LE MONDE | 11.06.10 |
L'impact du recul des géants blancs du toit du monde, qui couvrent près de 60 000 km2,, a déjà fait l'objet de nombreux travaux. Ils soulignent combien les ressources en eau (donc les cultures irriguées et l'énergie produite par les barrages hydroélectriques) des 1,4 milliard d'habitants des bassins de l'Indus, du Gange, du Brahmapoutre, du Yang-Tsé et du fleuve Jaune sont tributaires de ces châteaux d'eau.
La nouvelle étude a le mérite de souligner la diversité des situations. La fonte des glaces et des neiges est loin d'être la seule - ni même la principale - source d'eau de ces régions qui, soumises au régime des moussons, sont surtout abreuvées par les pluies. Walter Immerzeel et ses collègues observent que les eaux de fonte jouent un rôle crucial pour l'Indus (dans la vallée, leur part dans le débit du fleuve est 1,5 fois supérieure à celle des précipitations) et, à un moindre degré, pour le Brahmapoutre (où le ratio est de 27 %).
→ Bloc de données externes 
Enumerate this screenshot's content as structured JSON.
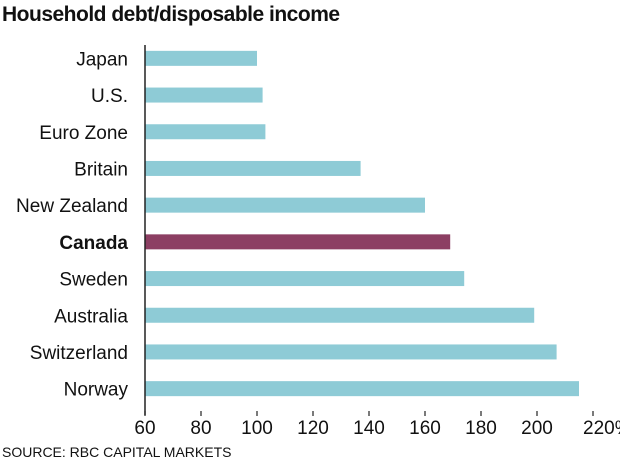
{
  "chart_data": {
    "type": "bar",
    "orientation": "horizontal",
    "title": "Household debt/disposable income",
    "source": "SOURCE: RBC CAPITAL MARKETS",
    "xlabel": "",
    "ylabel": "",
    "categories": [
      "Japan",
      "U.S.",
      "Euro Zone",
      "Britain",
      "New Zealand",
      "Canada",
      "Sweden",
      "Australia",
      "Switzerland",
      "Norway"
    ],
    "values": [
      100,
      102,
      103,
      137,
      160,
      169,
      174,
      199,
      207,
      215
    ],
    "highlight": "Canada",
    "xlim": [
      60,
      220
    ],
    "xticks": [
      60,
      80,
      100,
      120,
      140,
      160,
      180,
      200,
      220
    ],
    "xtick_labels": [
      "60",
      "80",
      "100",
      "120",
      "140",
      "160",
      "180",
      "200",
      "220%"
    ],
    "grid": false,
    "colors": {
      "bar": "#8ecbd6",
      "highlight": "#8c3f63",
      "axis": "#222222"
    }
  }
}
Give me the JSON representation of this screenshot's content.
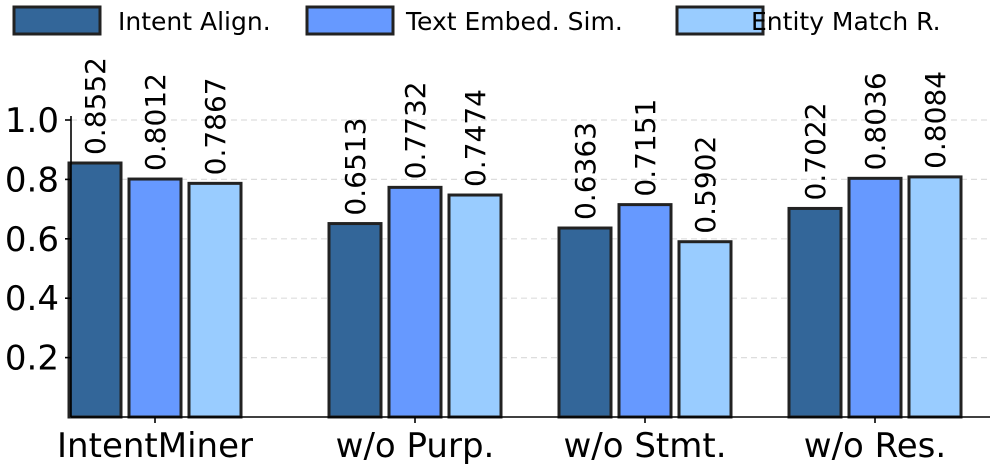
{
  "chart_data": {
    "type": "bar",
    "categories": [
      "IntentMiner",
      "w/o Purp.",
      "w/o Stmt.",
      "w/o Res."
    ],
    "series": [
      {
        "name": "Intent Align.",
        "color": "#336699",
        "values": [
          0.8552,
          0.6513,
          0.6363,
          0.7022
        ],
        "labels": [
          "0.8552",
          "0.6513",
          "0.6363",
          "0.7022"
        ]
      },
      {
        "name": "Text Embed. Sim.",
        "color": "#6699ff",
        "values": [
          0.8012,
          0.7732,
          0.7151,
          0.8036
        ],
        "labels": [
          "0.8012",
          "0.7732",
          "0.7151",
          "0.8036"
        ]
      },
      {
        "name": "Entity Match R.",
        "color": "#99ccff",
        "values": [
          0.7867,
          0.7474,
          0.5902,
          0.8084
        ],
        "labels": [
          "0.7867",
          "0.7474",
          "0.5902",
          "0.8084"
        ]
      }
    ],
    "ylim": [
      0,
      1.0
    ],
    "yticks": [
      "0.2",
      "0.4",
      "0.6",
      "0.8",
      "1.0"
    ],
    "ytick_values": [
      0.2,
      0.4,
      0.6,
      0.8,
      1.0
    ],
    "grid": "horizontal dashed",
    "legend_position": "top",
    "edge_color": "#222222",
    "title": "",
    "xlabel": "",
    "ylabel": ""
  }
}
En revanche, la contribution des eaux de fonte au débit des autres grands fleuves ne dépasse pas 10 %.
Les chercheurs ont couplé un modèle hydrologique de fonte de neige et de ruissellement à un modèle de circulation générale, utilisé en climatologie, pour évaluer l'influence future du changement climatique (qui ne se réduit pas au réchauffement mais intègre les pluies, les nuages ou les vents) sur l'écoulement des fleuves.
Recul des glaciers
Sans tenir compte de précipitations plus abondantes (un air plus chaud est plus humide), les deux bassins les plus affectés, ceux de l'Indus et du Brahmapoutre, devraient connaître dans les années 2040 à 2060 une baisse de régime "régulière et considérable".
La raréfaction de l'eau menacerait alors la sécurité alimentaire de 34 millions d'habitants dans le bassin du Brahmapoutre, 26 millions dans celui de l'Indus, 7 millions dans celui du Yang-Tsé et 2,5 millions dans celui du Gange.
Cette modélisation ne convainc pas totalement Yves Arnaud, du Laboratoire de glaciologie et géophysique de l'environnement de Grenoble. Il juge discutable le couplage des deux modèles, ainsi que l'assimilation de la neige et de la glace dans un même processus de fonte. Ce qui n'enlève rien à la réalité du recul des glaciers, ni au risque de tarissement des hautes sources himalayennes.